Once parameters are configured, you can execute the entire workflow with a single command:
ultrarag run examples/rag_full.yaml
The system will sequentially execute all Servers and Tools defined in the configuration file, displaying real-time logs and progress in the terminal: Upon completion, results (such as generated outputs and evaluation reports) will be automatically saved in the specified output path.
For example, the file output/memory_nq_rag_full_20251010_145420.json can be used directly for further analysis and visualization.

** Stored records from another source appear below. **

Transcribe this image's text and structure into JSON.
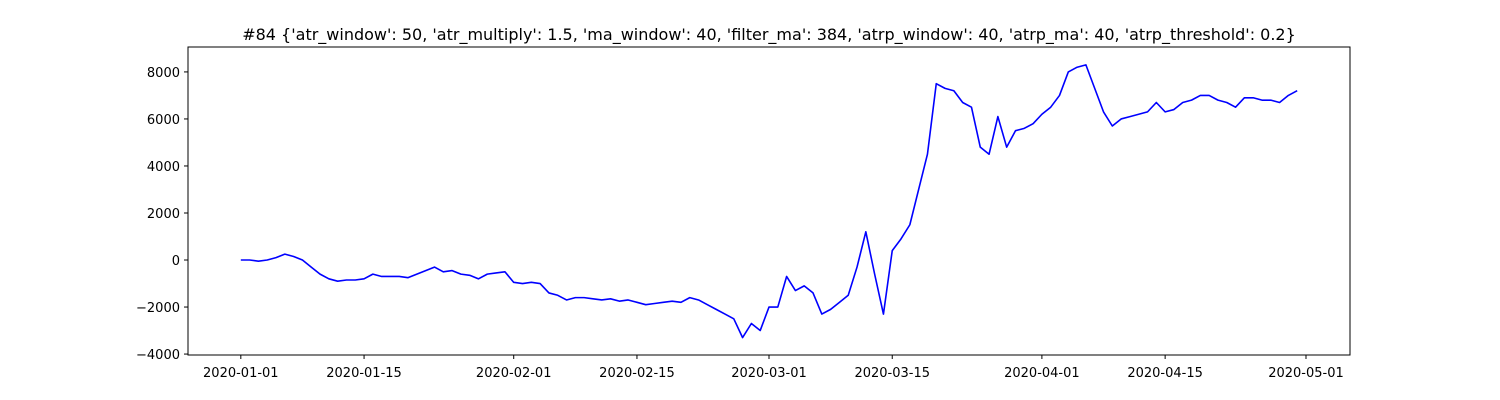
{
  "chart_data": {
    "type": "line",
    "title": "#84 {'atr_window': 50, 'atr_multiply': 1.5, 'ma_window': 40, 'filter_ma': 384, 'atrp_window': 40, 'atrp_ma': 40, 'atrp_threshold': 0.2}",
    "x": [
      "2020-01-01",
      "2020-01-02",
      "2020-01-03",
      "2020-01-04",
      "2020-01-05",
      "2020-01-06",
      "2020-01-07",
      "2020-01-08",
      "2020-01-09",
      "2020-01-10",
      "2020-01-11",
      "2020-01-12",
      "2020-01-13",
      "2020-01-14",
      "2020-01-15",
      "2020-01-16",
      "2020-01-17",
      "2020-01-18",
      "2020-01-19",
      "2020-01-20",
      "2020-01-21",
      "2020-01-22",
      "2020-01-23",
      "2020-01-24",
      "2020-01-25",
      "2020-01-26",
      "2020-01-27",
      "2020-01-28",
      "2020-01-29",
      "2020-01-30",
      "2020-01-31",
      "2020-02-01",
      "2020-02-02",
      "2020-02-03",
      "2020-02-04",
      "2020-02-05",
      "2020-02-06",
      "2020-02-07",
      "2020-02-08",
      "2020-02-09",
      "2020-02-10",
      "2020-02-11",
      "2020-02-12",
      "2020-02-13",
      "2020-02-14",
      "2020-02-15",
      "2020-02-16",
      "2020-02-17",
      "2020-02-18",
      "2020-02-19",
      "2020-02-20",
      "2020-02-21",
      "2020-02-22",
      "2020-02-23",
      "2020-02-24",
      "2020-02-25",
      "2020-02-26",
      "2020-02-27",
      "2020-02-28",
      "2020-02-29",
      "2020-03-01",
      "2020-03-02",
      "2020-03-03",
      "2020-03-04",
      "2020-03-05",
      "2020-03-06",
      "2020-03-07",
      "2020-03-08",
      "2020-03-09",
      "2020-03-10",
      "2020-03-11",
      "2020-03-12",
      "2020-03-13",
      "2020-03-14",
      "2020-03-15",
      "2020-03-16",
      "2020-03-17",
      "2020-03-18",
      "2020-03-19",
      "2020-03-20",
      "2020-03-21",
      "2020-03-22",
      "2020-03-23",
      "2020-03-24",
      "2020-03-25",
      "2020-03-26",
      "2020-03-27",
      "2020-03-28",
      "2020-03-29",
      "2020-03-30",
      "2020-03-31",
      "2020-04-01",
      "2020-04-02",
      "2020-04-03",
      "2020-04-04",
      "2020-04-05",
      "2020-04-06",
      "2020-04-07",
      "2020-04-08",
      "2020-04-09",
      "2020-04-10",
      "2020-04-11",
      "2020-04-12",
      "2020-04-13",
      "2020-04-14",
      "2020-04-15",
      "2020-04-16",
      "2020-04-17",
      "2020-04-18",
      "2020-04-19",
      "2020-04-20",
      "2020-04-21",
      "2020-04-22",
      "2020-04-23",
      "2020-04-24",
      "2020-04-25",
      "2020-04-26",
      "2020-04-27",
      "2020-04-28",
      "2020-04-29",
      "2020-04-30"
    ],
    "values": [
      0,
      0,
      -50,
      0,
      100,
      250,
      150,
      0,
      -300,
      -600,
      -800,
      -900,
      -850,
      -850,
      -800,
      -600,
      -700,
      -700,
      -700,
      -750,
      -600,
      -450,
      -300,
      -500,
      -450,
      -600,
      -650,
      -800,
      -600,
      -550,
      -500,
      -950,
      -1000,
      -950,
      -1000,
      -1400,
      -1500,
      -1700,
      -1600,
      -1600,
      -1650,
      -1700,
      -1650,
      -1750,
      -1700,
      -1800,
      -1900,
      -1850,
      -1800,
      -1750,
      -1800,
      -1600,
      -1700,
      -1900,
      -2100,
      -2300,
      -2500,
      -3300,
      -2700,
      -3000,
      -2000,
      -2000,
      -700,
      -1300,
      -1100,
      -1400,
      -2300,
      -2100,
      -1800,
      -1500,
      -300,
      1200,
      -600,
      -2300,
      400,
      900,
      1500,
      3000,
      4500,
      7500,
      7300,
      7200,
      6700,
      6500,
      4800,
      4500,
      6100,
      4800,
      5500,
      5600,
      5800,
      6200,
      6500,
      7000,
      8000,
      8200,
      8300,
      7300,
      6300,
      5700,
      6000,
      6100,
      6200,
      6300,
      6700,
      6300,
      6400,
      6700,
      6800,
      7000,
      7000,
      6800,
      6700,
      6500,
      6900,
      6900,
      6800,
      6800,
      6700,
      7000,
      7200
    ],
    "color": "#0000ff",
    "xlim": [
      "2019-12-26",
      "2020-05-06"
    ],
    "xticks": [
      "2020-01-01",
      "2020-01-15",
      "2020-02-01",
      "2020-02-15",
      "2020-03-01",
      "2020-03-15",
      "2020-04-01",
      "2020-04-15",
      "2020-05-01"
    ],
    "ylim": [
      -4040,
      9060
    ],
    "yticks": [
      {
        "value": -4000,
        "label": "−4000"
      },
      {
        "value": -2000,
        "label": "−2000"
      },
      0,
      2000,
      4000,
      6000,
      8000
    ]
  }
}
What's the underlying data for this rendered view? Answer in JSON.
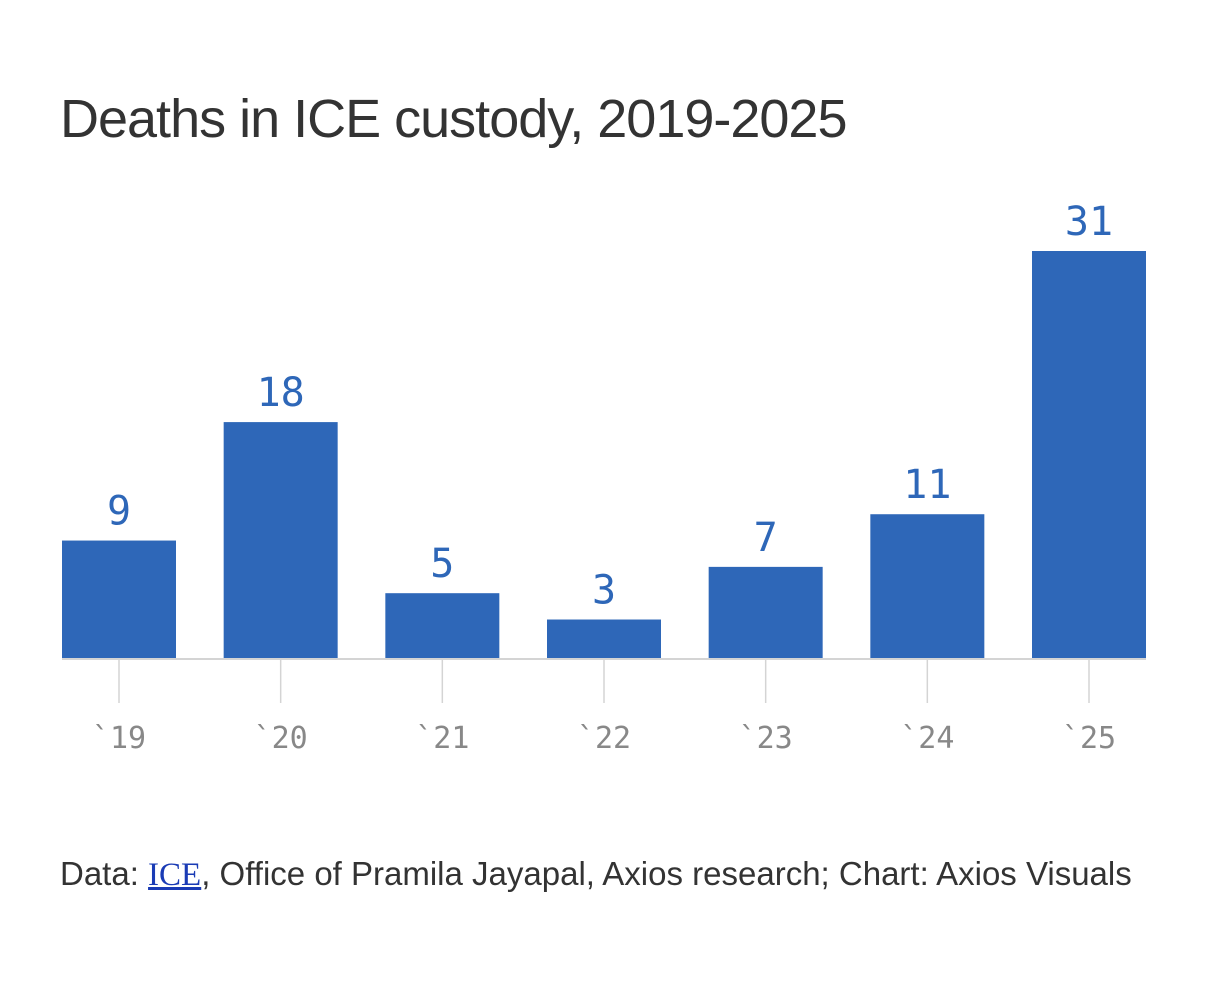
{
  "chart_data": {
    "type": "bar",
    "title": "Deaths in ICE custody, 2019-2025",
    "categories": [
      "`19",
      "`20",
      "`21",
      "`22",
      "`23",
      "`24",
      "`25"
    ],
    "values": [
      9,
      18,
      5,
      3,
      7,
      11,
      31
    ],
    "xlabel": "",
    "ylabel": "",
    "ylim": [
      0,
      31
    ],
    "grid": false,
    "legend": "none",
    "colors": {
      "bar": "#2e67b8",
      "value_label": "#2e67b8",
      "tick_label": "#888888",
      "axis": "#d4d4d4"
    }
  },
  "source": {
    "prefix": "Data: ",
    "link_text": "ICE",
    "suffix": ", Office of Pramila Jayapal, Axios research; Chart: Axios Visuals"
  }
}
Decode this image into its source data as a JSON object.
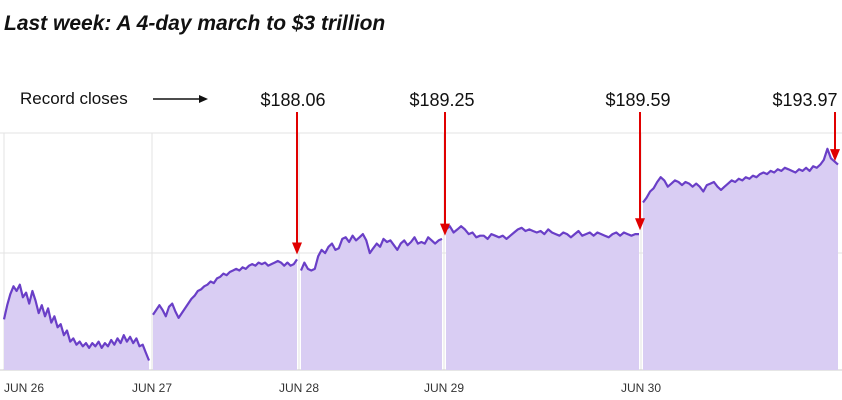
{
  "chart_data": {
    "type": "area",
    "title": "Last week: A 4-day march to $3 trillion",
    "xlabel": "",
    "ylabel": "",
    "x_ticks": [
      "JUN 26",
      "JUN 27",
      "JUN 28",
      "JUN 29",
      "JUN 30"
    ],
    "ylim": [
      181,
      196
    ],
    "grid": true,
    "colors": {
      "line": "#6a3fc7",
      "fill": "#d9cdf3",
      "arrow": "#e00000",
      "grid": "#e3e3e3"
    },
    "annotation_label": "Record closes",
    "record_closes": [
      {
        "day": "JUN 27",
        "label": "$188.06",
        "value": 188.06
      },
      {
        "day": "JUN 28",
        "label": "$189.25",
        "value": 189.25
      },
      {
        "day": "JUN 29",
        "label": "$189.59",
        "value": 189.59
      },
      {
        "day": "JUN 30",
        "label": "$193.97",
        "value": 193.97
      }
    ],
    "series": [
      {
        "day": "JUN 26",
        "values": [
          184.2,
          185.1,
          185.8,
          186.3,
          186.0,
          186.4,
          185.6,
          185.9,
          185.2,
          186.0,
          185.4,
          184.6,
          185.1,
          184.4,
          184.9,
          184.0,
          184.4,
          183.7,
          183.9,
          183.2,
          183.5,
          182.8,
          183.0,
          182.6,
          182.8,
          182.5,
          182.7,
          182.4,
          182.7,
          182.5,
          182.8,
          182.4,
          182.7,
          182.5,
          182.9,
          182.6,
          183.0,
          182.7,
          183.2,
          182.8,
          183.1,
          182.7,
          183.0,
          182.5,
          182.6,
          182.1,
          181.6
        ]
      },
      {
        "day": "JUN 27",
        "values": [
          184.5,
          184.8,
          185.1,
          184.8,
          184.4,
          185.0,
          185.2,
          184.7,
          184.3,
          184.6,
          184.9,
          185.2,
          185.5,
          185.7,
          186.0,
          186.1,
          186.3,
          186.4,
          186.6,
          186.5,
          186.8,
          186.9,
          187.1,
          187.0,
          187.2,
          187.3,
          187.4,
          187.3,
          187.5,
          187.4,
          187.6,
          187.7,
          187.6,
          187.8,
          187.7,
          187.8,
          187.6,
          187.7,
          187.8,
          187.9,
          187.8,
          187.6,
          187.8,
          187.6,
          187.7,
          188.0
        ]
      },
      {
        "day": "JUN 28",
        "values": [
          187.3,
          187.8,
          187.4,
          187.3,
          187.4,
          188.2,
          188.6,
          188.4,
          188.8,
          189.0,
          188.6,
          188.7,
          189.3,
          189.4,
          189.1,
          189.5,
          189.2,
          189.4,
          189.6,
          189.2,
          188.4,
          188.7,
          189.0,
          188.8,
          189.3,
          189.1,
          189.2,
          188.9,
          188.6,
          189.0,
          189.2,
          188.9,
          189.1,
          189.4,
          189.0,
          189.1,
          189.0,
          189.4,
          189.2,
          189.0,
          189.2,
          189.3
        ]
      },
      {
        "day": "JUN 29",
        "values": [
          189.9,
          190.1,
          189.7,
          189.9,
          190.1,
          189.9,
          189.6,
          189.7,
          189.4,
          189.5,
          189.5,
          189.3,
          189.6,
          189.5,
          189.4,
          189.5,
          189.3,
          189.5,
          189.7,
          189.9,
          190.0,
          189.8,
          189.9,
          189.8,
          189.7,
          189.8,
          189.6,
          189.9,
          189.7,
          189.6,
          189.5,
          189.7,
          189.6,
          189.4,
          189.6,
          189.8,
          189.5,
          189.6,
          189.7,
          189.5,
          189.7,
          189.6,
          189.5,
          189.4,
          189.6,
          189.7,
          189.5,
          189.7,
          189.6,
          189.5,
          189.6,
          189.6
        ]
      },
      {
        "day": "JUN 30",
        "values": [
          191.6,
          191.9,
          192.3,
          192.5,
          192.9,
          193.2,
          193.0,
          192.6,
          192.8,
          193.0,
          192.9,
          192.7,
          192.9,
          192.8,
          192.6,
          192.8,
          192.6,
          192.3,
          192.7,
          192.8,
          192.9,
          192.6,
          192.4,
          192.6,
          192.8,
          193.0,
          192.9,
          193.1,
          193.0,
          193.2,
          193.1,
          193.3,
          193.2,
          193.4,
          193.5,
          193.4,
          193.6,
          193.5,
          193.7,
          193.6,
          193.8,
          193.7,
          193.6,
          193.5,
          193.7,
          193.6,
          193.8,
          193.6,
          193.9,
          193.8,
          194.0,
          194.3,
          195.0,
          194.4,
          194.2,
          194.0
        ]
      }
    ]
  }
}
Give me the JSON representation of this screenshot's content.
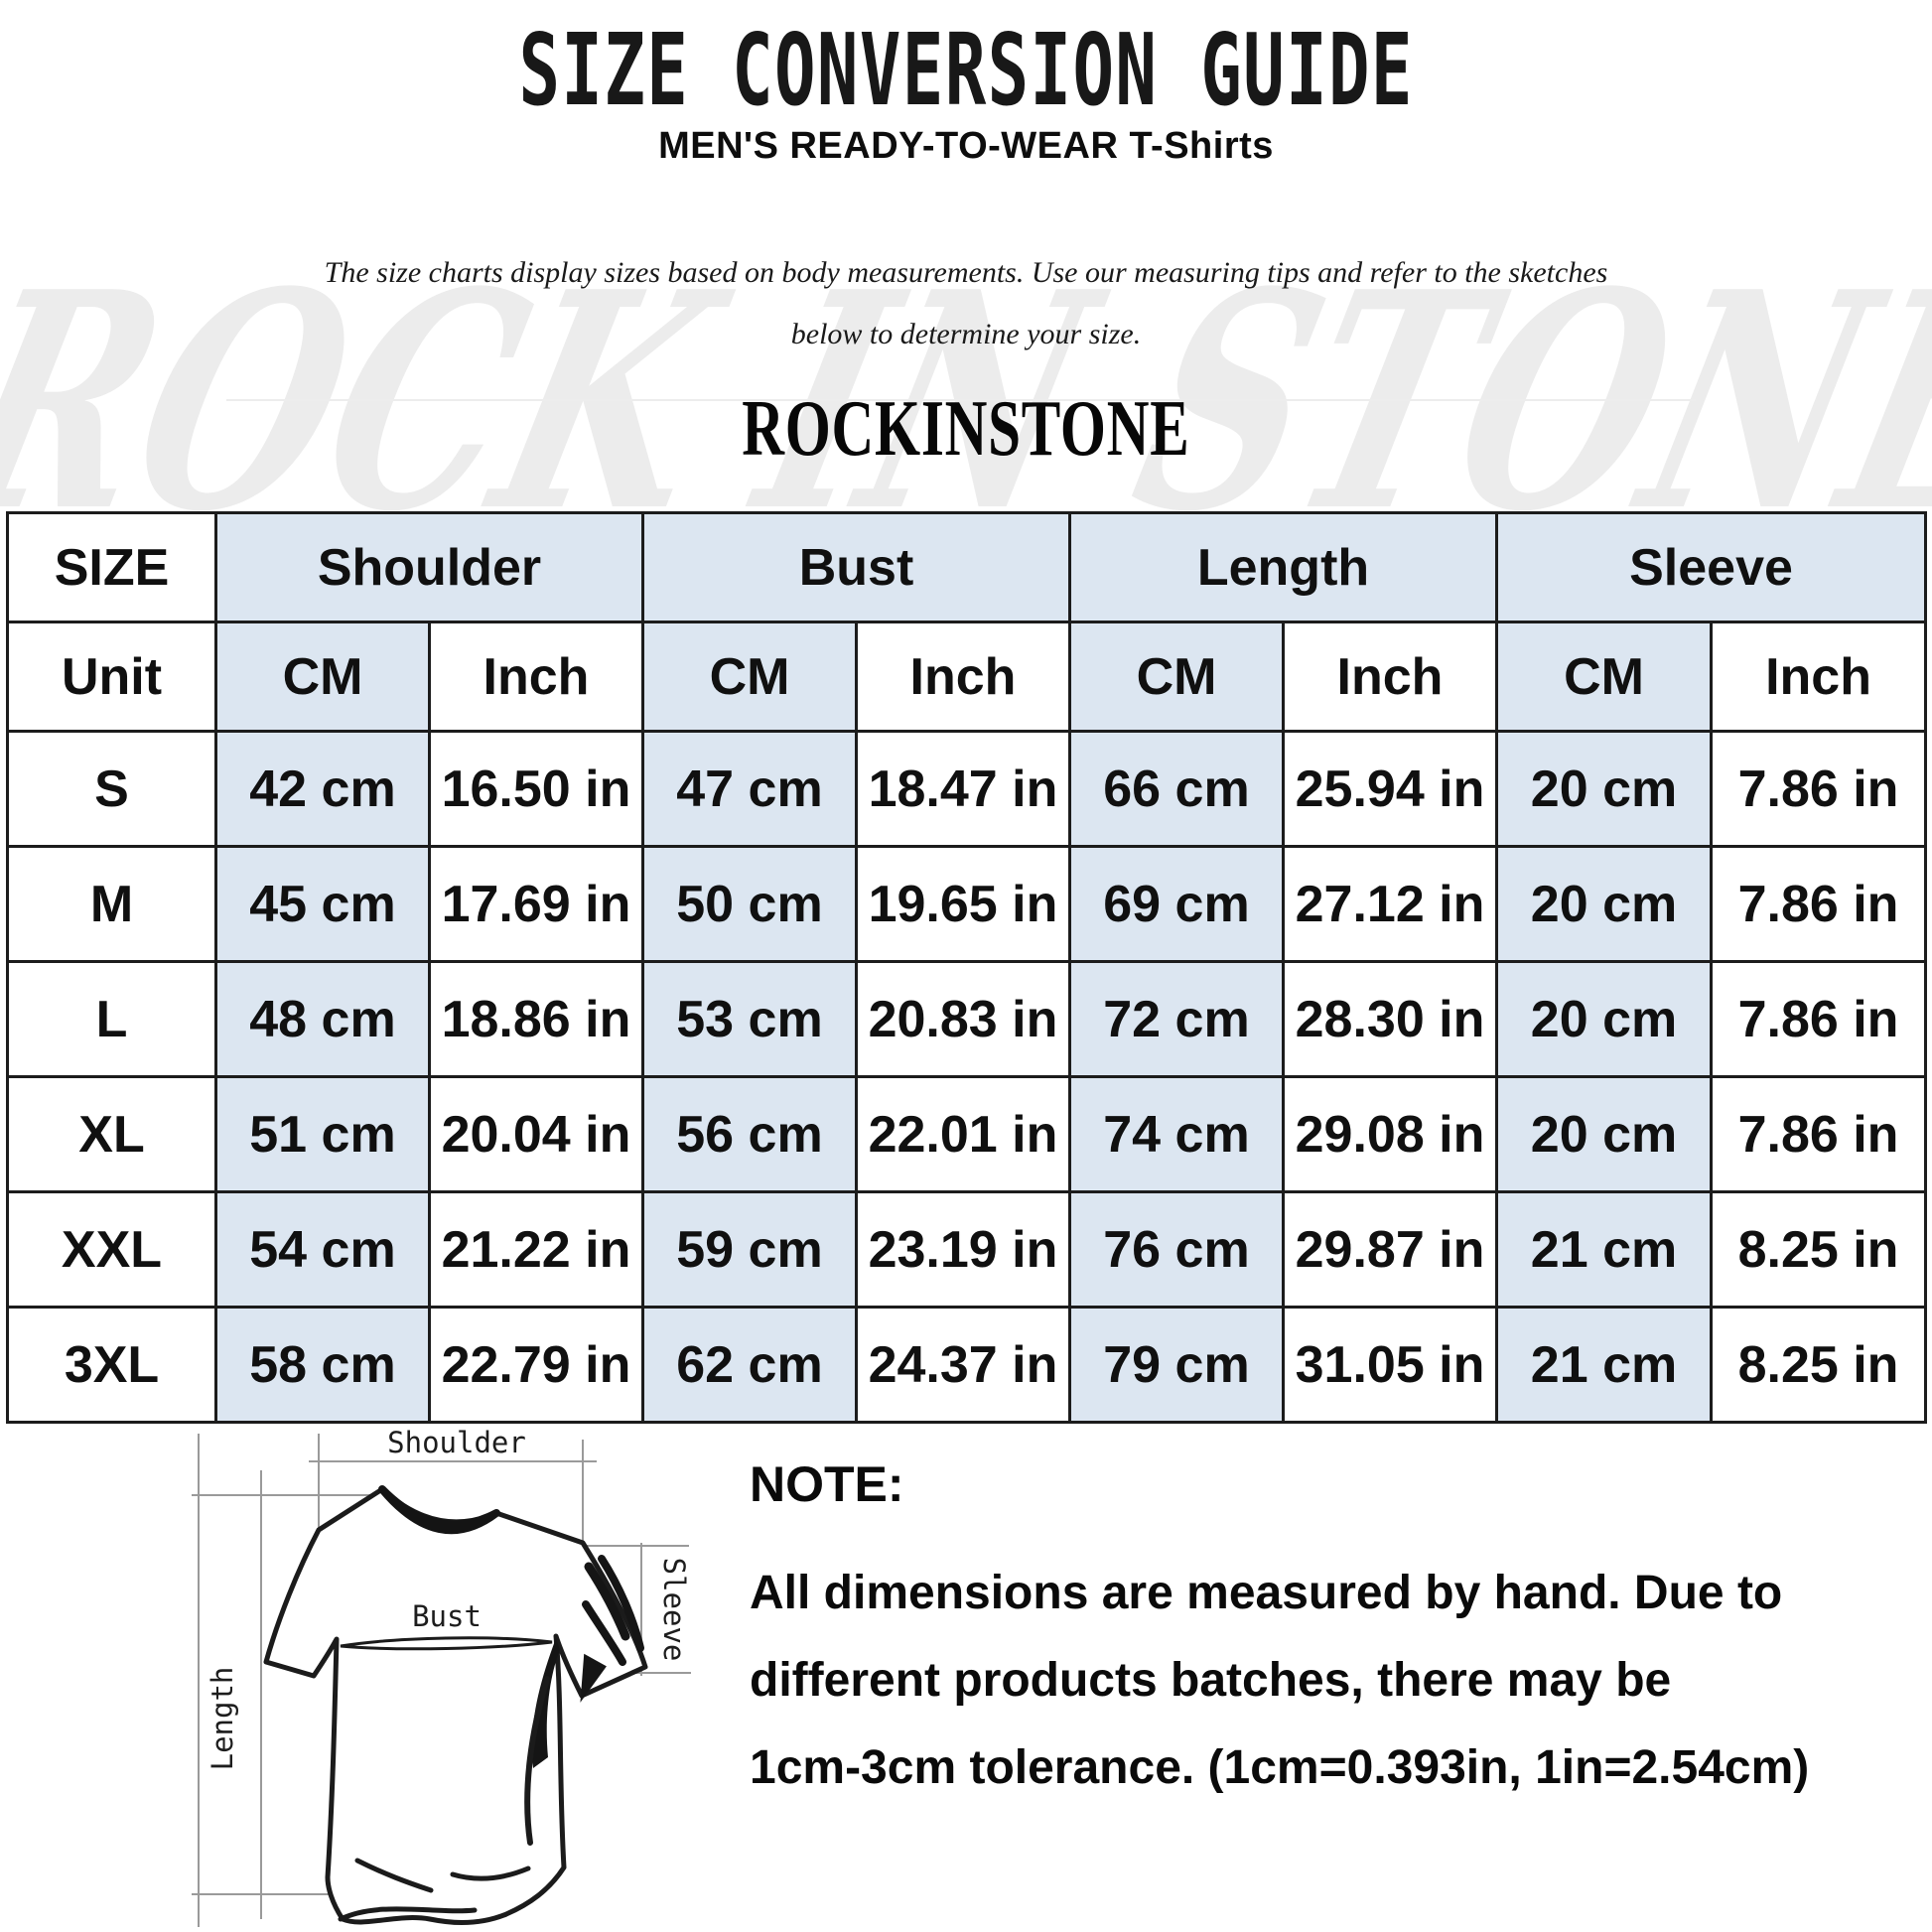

Step 4: Visualize and Analyze Case Studies

After completing the workflow, you can use the built-in visualization tool to quickly analyze generation results.
Run the following command to start the Case Study Viewer:
python ./script/case_study.py \
  --data output/memory_nq_rag_full_20251010_145420.json \
  --host 127.0.0.1 \
  --port 8080 \
  --title "Case Study Viewer"
Once launched, the terminal will display an access address.
Open it in your browser to explore the Case Study Viewer, where you can interactively browse and analyze results.
Example interface:

Summary

You have now completed the full RAG workflow—from Pipeline configuration and parameter compilation to execution and visualization analysis.
UR-2.0, with its modular MCP architecture and unified evaluation system, makes RAG system construction, execution, and analysis more efficient, intuitive, and reproducible.
You can further:
  • Swap out models or retrievers to explore different combinations.
  • Create custom Servers and Tools to extend system functionality.
  • Use the evaluation module to compare results and conduct systematic research.